Following on from our post about the hand made butter here at Rockpool Sydney, we thought it would only be natural to write about the sourdough bread we’re also making in house.
Making your own bread is definitely a labour of love, and worth every effort. Is there anything more satisfying than tearing open a hot bread roll that you just made yourself? I guess smothering it with the butter you also made yourself could the satisfaction level up a notch..
Currently there are 4 types of bread on offer here at Rockpool – 3 of our own; a spelt and honey, a rye, and a buckwheat; with the other superbly baked by Iggy’s Bread of the World in Bronte.

First of all – what is sourdough? Sourdough breads are naturally leavened, meaning that no commercial yeast is added to the dough. Sourdough relies on wild yeasts to make the bread rise, and bacteria (lactobacillus) for the characteristic sour flavour. These wild yeasts live everywhere, especially in flour and grapes – which were used to make our sourdough starter. When you mix flour (unbleached organic preferably) with water and leave it at room temperature for a period of time, tiny microorganisms take up residence in this mix. If these microorganisms are given food (flour, water, and grapes in our case) on a regular basis and kept at steady temperature, over time they will gain strength – enough to provide the rise and flavour for bread.
The starter for a sourdough is perpetual – every bread you make contains a proportion of the original starter…. for our Rockpool sourdough, a small amount of the starter set aside each day and fed new flour and water; the remaining starter goes into the breads that we are about to make. Regular feeding of the sourdough is crucial to keeping it strong and active.
The process starts first thing in the morning, before all the other chef’s have arrived. Matt begins by weighing out the sourdough starter, which is affectionately known as downstairs as Mavis…

Unbleached organic flour is added… full of nutrients that are lost when flour is bleached.

Buttermilk (strained off from our own Rockpool Butter for a bit of a lactobacillus boost) is added, as well as Murray River sea salt…

When everything has been added, the mixing starts…

The first stage of mixing is essentially to ensure that all the ingredients are evenly distributed throughout the dough…

The second stage of mixing is a bit more complex. During this stage the gluten is formed and developed – the aim is to end up with a dough that has both elasticity (resists stretching) and extensibility (able to be stretched without tearing). Achieving the correct balance between these two opposing characteristics is crucial to the structure of the finished bread. The physical mixing also incorporates oxygen into the dough, which helps with the gluten development.
So, with a bit of vigorous kneading, the dough transforms from this shaggy mess…


Into this – a smooth, elastic dough. It is then left to rest and prove for a few hours, during which time the dough is folded a few times. Folding is important for two main reasons – firstly to expel some of the built-up carbon dioxide (a yeast by-product) which can impede fermentation (proving), and also to increase the strength of the dough.

After 4 hours or so of proving, the dough is divided and weighed into equal sized portions, an important step to ensure that all the rolls are of equal weight and therefore cook evenly.


The rolls are shaped and placed on a floured cloth, covered with cling wrap and left for the final proving.

After a couple of hours, the rolls have risen to almost their fullest and are transferred to oven trays lined with baking paper. Using a stencil the spelt and honey rolls are floured with the Rockpool ‘R’, while the rye and buckwheat rolls are scored before being loaded into the oven. Scoring is basically creating intentional weak spots in the dough, which allows a controlled expansion when they bake.
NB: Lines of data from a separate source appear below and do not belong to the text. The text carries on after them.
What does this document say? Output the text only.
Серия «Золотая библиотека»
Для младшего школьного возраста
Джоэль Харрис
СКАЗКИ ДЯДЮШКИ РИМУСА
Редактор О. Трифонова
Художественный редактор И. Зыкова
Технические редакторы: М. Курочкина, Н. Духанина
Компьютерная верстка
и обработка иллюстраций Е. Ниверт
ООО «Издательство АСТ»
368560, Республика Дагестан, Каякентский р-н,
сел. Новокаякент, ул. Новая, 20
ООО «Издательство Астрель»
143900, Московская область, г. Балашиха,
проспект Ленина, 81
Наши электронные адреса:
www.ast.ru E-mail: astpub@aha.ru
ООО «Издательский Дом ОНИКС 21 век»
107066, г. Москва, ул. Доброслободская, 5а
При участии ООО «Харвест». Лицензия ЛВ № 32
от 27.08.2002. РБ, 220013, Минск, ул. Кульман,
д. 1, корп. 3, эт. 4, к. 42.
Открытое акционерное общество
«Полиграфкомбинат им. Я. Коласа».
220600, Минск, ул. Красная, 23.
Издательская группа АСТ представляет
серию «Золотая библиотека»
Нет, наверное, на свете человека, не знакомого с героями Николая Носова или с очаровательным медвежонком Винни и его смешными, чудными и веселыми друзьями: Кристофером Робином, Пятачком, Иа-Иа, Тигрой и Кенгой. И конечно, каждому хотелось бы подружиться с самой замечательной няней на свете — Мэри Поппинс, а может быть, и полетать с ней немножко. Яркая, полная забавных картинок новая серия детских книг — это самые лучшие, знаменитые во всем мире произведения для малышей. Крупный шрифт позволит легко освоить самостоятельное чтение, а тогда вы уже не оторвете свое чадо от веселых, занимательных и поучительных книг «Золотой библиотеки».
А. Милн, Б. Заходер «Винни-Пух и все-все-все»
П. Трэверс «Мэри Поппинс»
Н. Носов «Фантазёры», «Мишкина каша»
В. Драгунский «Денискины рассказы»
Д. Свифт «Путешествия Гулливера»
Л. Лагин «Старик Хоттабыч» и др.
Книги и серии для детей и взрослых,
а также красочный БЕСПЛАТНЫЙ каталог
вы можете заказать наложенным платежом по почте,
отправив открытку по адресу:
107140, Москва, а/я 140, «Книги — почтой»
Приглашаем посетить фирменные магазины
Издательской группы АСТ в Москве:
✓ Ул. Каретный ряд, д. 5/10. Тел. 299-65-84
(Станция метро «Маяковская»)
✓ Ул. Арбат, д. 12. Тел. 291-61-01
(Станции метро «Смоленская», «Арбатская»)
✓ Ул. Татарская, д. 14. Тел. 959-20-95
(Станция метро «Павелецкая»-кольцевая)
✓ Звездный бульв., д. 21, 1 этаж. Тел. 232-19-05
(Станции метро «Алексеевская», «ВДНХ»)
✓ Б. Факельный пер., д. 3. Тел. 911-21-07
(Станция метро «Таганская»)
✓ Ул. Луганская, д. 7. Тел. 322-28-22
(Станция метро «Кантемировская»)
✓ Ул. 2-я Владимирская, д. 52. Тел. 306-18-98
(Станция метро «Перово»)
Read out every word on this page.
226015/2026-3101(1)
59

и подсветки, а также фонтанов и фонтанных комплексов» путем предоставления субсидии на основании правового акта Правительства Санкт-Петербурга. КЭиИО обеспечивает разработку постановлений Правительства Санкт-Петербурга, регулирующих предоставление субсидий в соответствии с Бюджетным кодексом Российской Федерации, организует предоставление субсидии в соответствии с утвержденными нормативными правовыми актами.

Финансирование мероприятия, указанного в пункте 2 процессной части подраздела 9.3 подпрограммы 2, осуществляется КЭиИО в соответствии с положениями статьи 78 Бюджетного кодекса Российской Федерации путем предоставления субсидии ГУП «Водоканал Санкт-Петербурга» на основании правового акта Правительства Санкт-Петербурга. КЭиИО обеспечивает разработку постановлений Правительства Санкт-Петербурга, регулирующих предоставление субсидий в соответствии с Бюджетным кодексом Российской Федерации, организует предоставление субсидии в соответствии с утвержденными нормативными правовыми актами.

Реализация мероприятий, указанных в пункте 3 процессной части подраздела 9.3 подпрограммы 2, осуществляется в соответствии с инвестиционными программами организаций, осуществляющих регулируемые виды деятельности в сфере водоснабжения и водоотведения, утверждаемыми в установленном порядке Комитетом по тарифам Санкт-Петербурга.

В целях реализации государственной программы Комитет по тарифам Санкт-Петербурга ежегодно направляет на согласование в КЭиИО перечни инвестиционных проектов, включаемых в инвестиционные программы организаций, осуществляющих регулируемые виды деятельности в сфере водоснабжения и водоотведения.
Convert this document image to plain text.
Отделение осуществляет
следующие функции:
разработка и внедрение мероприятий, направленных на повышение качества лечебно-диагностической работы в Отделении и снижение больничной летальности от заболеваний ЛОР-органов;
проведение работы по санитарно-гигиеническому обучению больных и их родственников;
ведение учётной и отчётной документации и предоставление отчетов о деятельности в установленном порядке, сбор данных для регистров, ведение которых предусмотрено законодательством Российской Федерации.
Dodgy photo of the rolls in the combi oven - trying to sneak into the kitchen at 10 minutes to 6 on a Friday evening doesn’t allow for well set up photography!
When the rolls are loaded into the oven they are given a good shot of steam (thankfully the combi takes care of that no problem). Steam in the initial stages of baking accomplishes two main things – firstly it contributes to the colour and sheen of the crust by gelatinising the starches on the surface of the bread. Secondly it allows for greater volume of the finished bread – the steam moistens the surface of the dough, preventing the hard crust form forming straight away and therefore allowing greater expansion. After the initial steaming, the bread finishes it’s baking in a dry oven.

Once baked, the rolls are then transferred to racks to cool down before being offered to our guests. Cooling is the final important step in the bread process.. while it’s tempting to tear into a roll straight out of the oven, final flavour and aroma is achieved only when the dough has cooled.. Then you can tear into it!